Mentre lui tratteneva il fiato, Nicoletta prese il pacchetto e lo scartò stando attenta a non sciupare la carta pregiata che era servita per confezionarlo. Quindi aprì anche l’elegante scatola che non lasciava adito a dubbi sul contenuto. Un raggio di sole penetrò nella camera, riflettendosi sull’anello d’oro e facendolo scintillare. L’insegnante era teso: avrebbe apprezzato il regalo o non lo avrebbe considerato alla sua altezza? Gli era successo di pensare negli stessi termini alla sua casa. Non era una reggia, lo sapeva, comunque era calda e confortevole.
“E’ magnifico!”, esclamò la ragazza.
“A luglio sarai maggiorenne.”, disse il professore. Aveva ripassato varie volte quella dichiarazione: era un momento solenne, e desiderava che le sue parole risultassero adeguate alla circostanza. “Poi ci sposeremo.” Non seppe aggiungere altro e fissò ansiosamente la giovane.
Nicoletta sorrise. Per quel sorriso Simone Caltabella sarebbe andato all’inferno. “Sei tanto caro.”, sussurrò lei con la voce lievemente arrocchita. “Io adoro fare l’amore con te… parlare… sognare, ma mio padre ha finito il suo compito, e presto torneremo nella nostra città.”
“Non se mi sposerai.”, ribatté lui. “Vuoi sposarmi, vero?”
Nicoletta si accese una sigaretta; fumava da poco, più per vezzo che per una reale necessità. Aspirò una boccata di fumo, si stirò pigramente. “Vieni qui.”, gli disse. “Facciamo ancora l’amore.”
Simone stava per raggiungerla sul letto, ma a un tratto fu colto da un terribile presentimento. “Vuoi sposarmi, vero?”, ripeté, questa volta in modo incerto.
La ragazza scosse lentamente il capo. “E’ stato bello con te.”, rispose. “Ma io sono già fidanzata, e l’anno prossimo mi sposerò con Luca.”

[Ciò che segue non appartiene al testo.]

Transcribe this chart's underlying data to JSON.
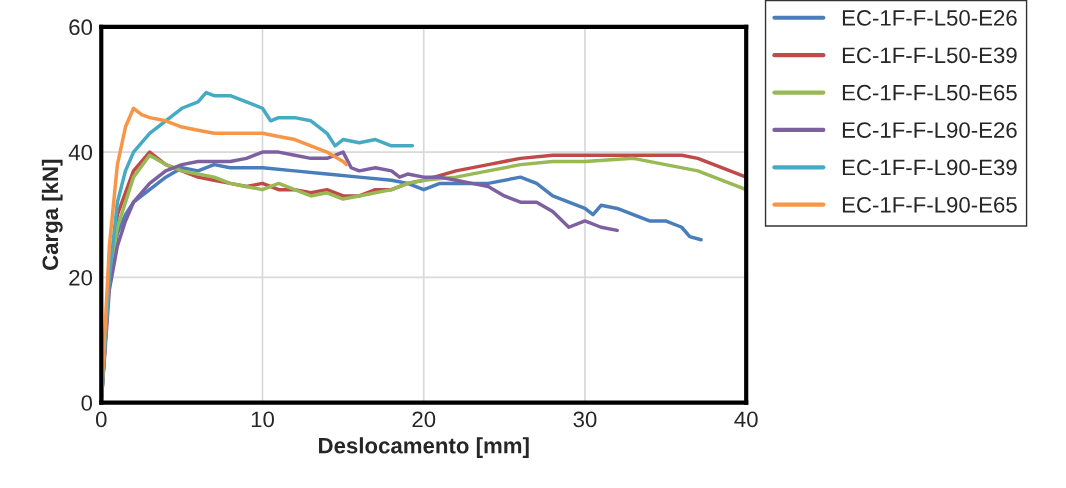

Caltabella la guardò in silenzio, mentre il mondo si sgretolava intorno a lui.
“Ma… ma…”, balbettò dopo qualche istante. “Tu hai detto che mi amavi!”
“Ed era vero.”, replicò lei. “Io non ti ho mai mentito. Però amo Luca. E’ lui l’uomo della mia vita. Inoltre, ci dividono troppi anni. Luca sta per laurearsi in economia e commercio, poi dirigerà la ditta di suo padre. Che futuro potresti offrirmi tu? E non mi riferisco solamente ai soldi. Morirai molto prima di me. Vuoi che rimanga vedova a trent’anni?”
Spense la sigaretta nel posacenere. “Sognare è bello. Ma la vita non è un sogno.” Si era espressa con un cinismo che lui non avrebbe mai pensato potesse appartenerle. Simone chinò il capo. “Già.”, mormorò. “La vita non è un sogno.”
Il mattino dopo Nicoletta preferì non andare a scuola.
Alla prima ora c’era italiano. Il professor Caltabella tardava più del solito.
I ragazzi scherzavano fra loro, oppure parlavano di musica. Stava per uscire il nuovo album dei Metallica, e sebbene da tempo non fossero più all’altezza della loro fama era in ogni caso un evento importante.
Fu Carlo a notare la strana scritta sulla lavagna. Poi la videro anche gli altri.
Ma è già ora di andare: io, a morire; voi, a vivere. Chi di noi però vada verso il meglio, è cosa oscura a tutti, meno che a Dio.